Отто отставил кружку, побрел по залу, один из близнецов, проходя мимо, передал ему белый аккордеон. Отто переменился на глазах. Куда подевалась тупая безысходность — его лицо засияло простодушной радостью, он подхватил мелодию, которую наигрывал оркестр, и пошел между столиками, растягивая мехи аккордеона, его коротенькие пальцы летали по клавишам. Красивым рокочущим басом он завел:

Ich armes welsches Teufelein,
Ich kann nicht mehr marschieren…[16]

— Marschieren! — радостно подхватил зал — все как один. — Ich kann nicht mehr marschier’n [17].

А Отто пел:

Ich hab’ verlor’n mein Pfeiflein,
Aus meinen Mantelsack[18].

— Sack! — гремел хор. — Aus meinen Mantelsack[19].

Ганс вскочил, высоким, звонким тенорком подтянул:

Ich hab, ich hab’ gefunden, was du verloren hast[20].
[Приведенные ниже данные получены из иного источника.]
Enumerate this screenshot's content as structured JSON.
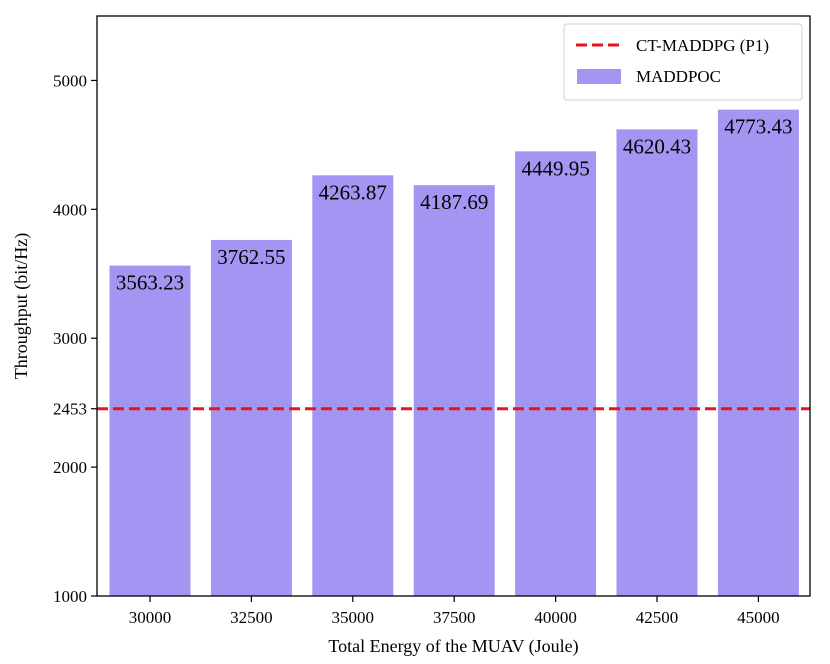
{
  "chart_data": {
    "type": "bar",
    "title": "",
    "xlabel": "Total Energy of the MUAV (Joule)",
    "ylabel": "Throughput (bit/Hz)",
    "categories": [
      "30000",
      "32500",
      "35000",
      "37500",
      "40000",
      "42500",
      "45000"
    ],
    "series": [
      {
        "name": "MADDPOC",
        "values": [
          3563.23,
          3762.55,
          4263.87,
          4187.69,
          4449.95,
          4620.43,
          4773.43
        ],
        "labels": [
          "3563.23",
          "3762.55",
          "4263.87",
          "4187.69",
          "4449.95",
          "4620.43",
          "4773.43"
        ],
        "color": "#a396f2"
      }
    ],
    "reference_line": {
      "name": "CT-MADDPG (P1)",
      "value": 2453,
      "color": "#e8141c",
      "style": "dashed"
    },
    "ylim": [
      1000,
      5500
    ],
    "yticks": [
      1000,
      2000,
      2453,
      3000,
      4000,
      5000
    ],
    "ytick_labels": [
      "1000",
      "2000",
      "2453",
      "3000",
      "4000",
      "5000"
    ],
    "grid": false,
    "legend": {
      "position": "top-right",
      "entries": [
        "CT-MADDPG (P1)",
        "MADDPOC"
      ]
    }
  }
}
— Hast, — рявкнул хор, теперь уже все посетители поднялись, их смеющиеся лица были простодушными, наивными — резвящимся барашкам впору. — Was du verloren hast.

Песня завершилась взрывом хохота, и оркестр неожиданно переключился на «Продавца орехов». Лютте, враз посуровев, словно ей предстояло выполнить свой долг, вышла из-за стола и в одиночку пустилась отплясывать нечто имеющее отдаленное сходство с румбой, но Чарльзу ее танец показался помесью блекботтома[21] и хучи-кучи[22] — он их навидался в ярмарочных балаганах, куда просачивался с компанией мальчишек в пору своего невинного техасского детства. Он отплясывал румбу под звуки «Продавца орехов» от самого своего родного городишки и через весь Атлантический океан, вплоть до Бремена, и тут его осенило: вот где я сумею показать класс! Он забрал маракасы у снулого оркестранта, довольно вяло ими постукивавшего, и стал отплясывать румбу на свой манер, потряхивая и пощелкивая маракасами.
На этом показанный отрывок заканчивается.